La start-up française Virvolt annonce une levée de fonds de 3 millions d’euros pour accélérer l’industrialisation locale de ses motorisations pour vélos électriques. Une étape clé pour imposer un standard ouvert, réparable et souverain dans un marché dominé par les systèmes propriétaires.
Le moteur français qui veut changer la mobilité urbaine
Virvolt, fondée en 2019, poursuit son ambition : proposer une motorisation de vélo électrique ouverte, réparable à vie et produite en France. Dans un secteur largement dominé par des systèmes propriétaires importés, la jeune entreprise s’impose comme une alternative crédible pour les vélos utilitaires, les cargos et les véhicules intermédiaires.
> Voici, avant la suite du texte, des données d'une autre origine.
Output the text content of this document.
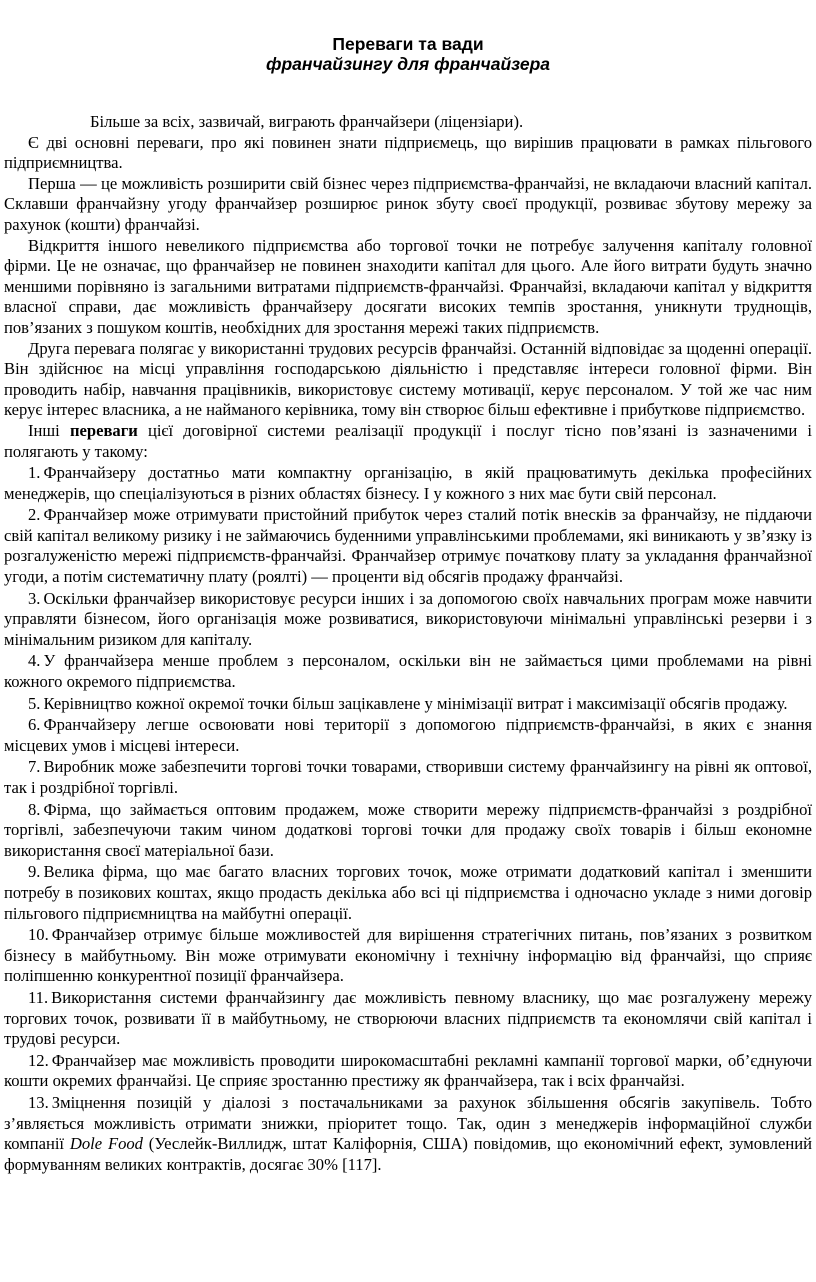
Переваги та вади
франчайзингу для франчайзера

Більше за всіх, зазвичай, виграють франчайзери (ліцензіари).

Є дві основні переваги, про які повинен знати підприємець, що вирішив працювати в рамках пільгового підприємництва.

Перша — це можливість розширити свій бізнес через підприємства-франчайзі, не вкладаючи власний капітал. Склавши франчайзну угоду франчайзер розширює ринок збуту своєї продукції, розвиває збутову мережу за рахунок (кошти) франчайзі.

Відкриття іншого невеликого підприємства або торгової точки не потребує залучення капіталу головної фірми. Це не означає, що франчайзер не повинен знаходити капітал для цього. Але його витрати будуть значно меншими порівняно із загальними витратами підприємств-франчайзі. Франчайзі, вкладаючи капітал у відкриття власної справи, дає можливість франчайзеру досягати високих темпів зростання, уникнути труднощів, пов’язаних з пошуком коштів, необхідних для зростання мережі таких підприємств.

Друга перевага полягає у використанні трудових ресурсів франчайзі. Останній відповідає за щоденні операції. Він здійснює на місці управління господарською діяльністю і представляє інтереси головної фірми. Він проводить набір, навчання працівників, використовує систему мотивації, керує персоналом. У той же час ним керує інтерес власника, а не найманого керівника, тому він створює більш ефективне і прибуткове підприємство.

Інші переваги цієї договірної системи реалізації продукції і послуг тісно пов’язані із зазначеними і полягають у такому:

1. Франчайзеру достатньо мати компактну організацію, в якій працюватимуть декілька професійних менеджерів, що спеціалізуються в різних областях бізнесу. І у кожного з них має бути свій персонал.

2. Франчайзер може отримувати пристойний прибуток через сталий потік внесків за франчайзу, не піддаючи свій капітал великому ризику і не займаючись буденними управлінськими проблемами, які виникають у зв’язку із розгалуженістю мережі підприємств-франчайзі. Франчайзер отримує початкову плату за укладання франчайзної угоди, а потім систематичну плату (роялті) — проценти від обсягів продажу франчайзі.

3. Оскільки франчайзер використовує ресурси інших і за допомогою своїх навчальних програм може навчити управляти бізнесом, його організація може розвиватися, використовуючи мінімальні управлінські резерви і з мінімальним ризиком для капіталу.

4. У франчайзера менше проблем з персоналом, оскільки він не займається цими проблемами на рівні кожного окремого підприємства.

5. Керівництво кожної окремої точки більш зацікавлене у мінімізації витрат і максимізації обсягів продажу.

6. Франчайзеру легше освоювати нові території з допомогою підприємств-франчайзі, в яких є знання місцевих умов і місцеві інтереси.

7. Виробник може забезпечити торгові точки товарами, створивши систему франчайзингу на рівні як оптової, так і роздрібної торгівлі.

8. Фірма, що займається оптовим продажем, може створити мережу підприємств-франчайзі з роздрібної торгівлі, забезпечуючи таким чином додаткові торгові точки для продажу своїх товарів і більш економне використання своєї матеріальної бази.

9. Велика фірма, що має багато власних торгових точок, може отримати додатковий капітал і зменшити потребу в позикових коштах, якщо продасть декілька або всі ці підприємства і одночасно укладе з ними договір пільгового підприємництва на майбутні операції.

10. Франчайзер отримує більше можливостей для вирішення стратегічних питань, пов’язаних з розвитком бізнесу в майбутньому. Він може отримувати економічну і технічну інформацію від франчайзі, що сприяє поліпшенню конкурентної позиції франчайзера.

11. Використання системи франчайзингу дає можливість певному власнику, що має розгалужену мережу торгових точок, розвивати її в майбутньому, не створюючи власних підприємств та економлячи свій капітал і трудові ресурси.

12. Франчайзер має можливість проводити широкомасштабні рекламні кампанії торгової марки, об’єднуючи кошти окремих франчайзі. Це сприяє зростанню престижу як франчайзера, так і всіх франчайзі.

13. Зміцнення позицій у діалозі з постачальниками за рахунок збільшення обсягів закупівель. Тобто з’являється можливість отримати знижки, пріоритет тощо. Так, один з менеджерів інформаційної служби компанії Dole Food (Уеслейк-Виллидж, штат Каліфорнія, США) повідомив, що економічний ефект, зумовлений формуванням великих контрактів, досягає 30% [117].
Avec déjà 20 000 moteurs en circulation et plus de 15 marques partenaires, Virvolt s’affirme comme un acteur industriel émergent de la mobilité durable.
Une levée de fonds stratégique pour industrialiser en France
La start-up vient de boucler une levée de 3 millions d’euros, menée par CoopVenture, avec la participation d’AfriMobility, de business angels et de l’ADEME via l’appel à projets Industries du vélo (France 2030). Objectif : accélérer la montée en puissance industrielle, relocaliser davantage la production et renforcer son réseau européen de 400 ateliers partenaires.
Cette levée s’appuie sur une trajectoire rare dans le hardware :
- +66 % de croissance du chiffre d’affaires en 2025
- 6 300 unités vendues l’an dernier
- un résultat positif depuis 2023
- un moteur pédalier déjà fabriqué en France, dans la Refactory Renault de Flins
Un standard ouvert pour déverrouiller le marché du VAE
Virvolt défend une vision simple : un moteur doit pouvoir être réparé, mis à jour et entretenu indépendamment d’un écosystème fermé. Leur technologie répond à trois enjeux majeurs :
- Réparabilité : indispensable face aux nouvelles obligations réglementaires.
- Usages intensifs : montée en puissance du vélo utilitaire, du cargo et des flottes professionnelles.
- Souveraineté industrielle : réduire la dépendance asiatique et relocaliser la production.
CoopVenture mise sur un modèle durable et cohérent
Pour CoopVenture, l’investissement repose sur la solidité du modèle Virvolt :
- intégrations réussies auprès de marques comme Jean Fourche,
- un réseau dense d’ateliers partenaires,
- une gouvernance qui associe les salariés au capital.
Selon Patricia Abraham, directrice de CoopVenture, c’est la cohérence du projet — technologie ouverte et gouvernance partagée — qui garantit la pérennité de l’entreprise.
Une ambition claire : créer un standard européen du moteur de VAE
Avec cette levée de fonds, Virvolt veut accélérer la relocalisation complète de sa production et imposer un standard européen, robuste et durable, capable d’accompagner l’explosion du vélo dans les villes. Une vision qui s’inscrit pleinement dans les enjeux actuels : mobilité décarbonée, réparabilité, souveraineté industrielle et transition vers des usages intensifs du vélo.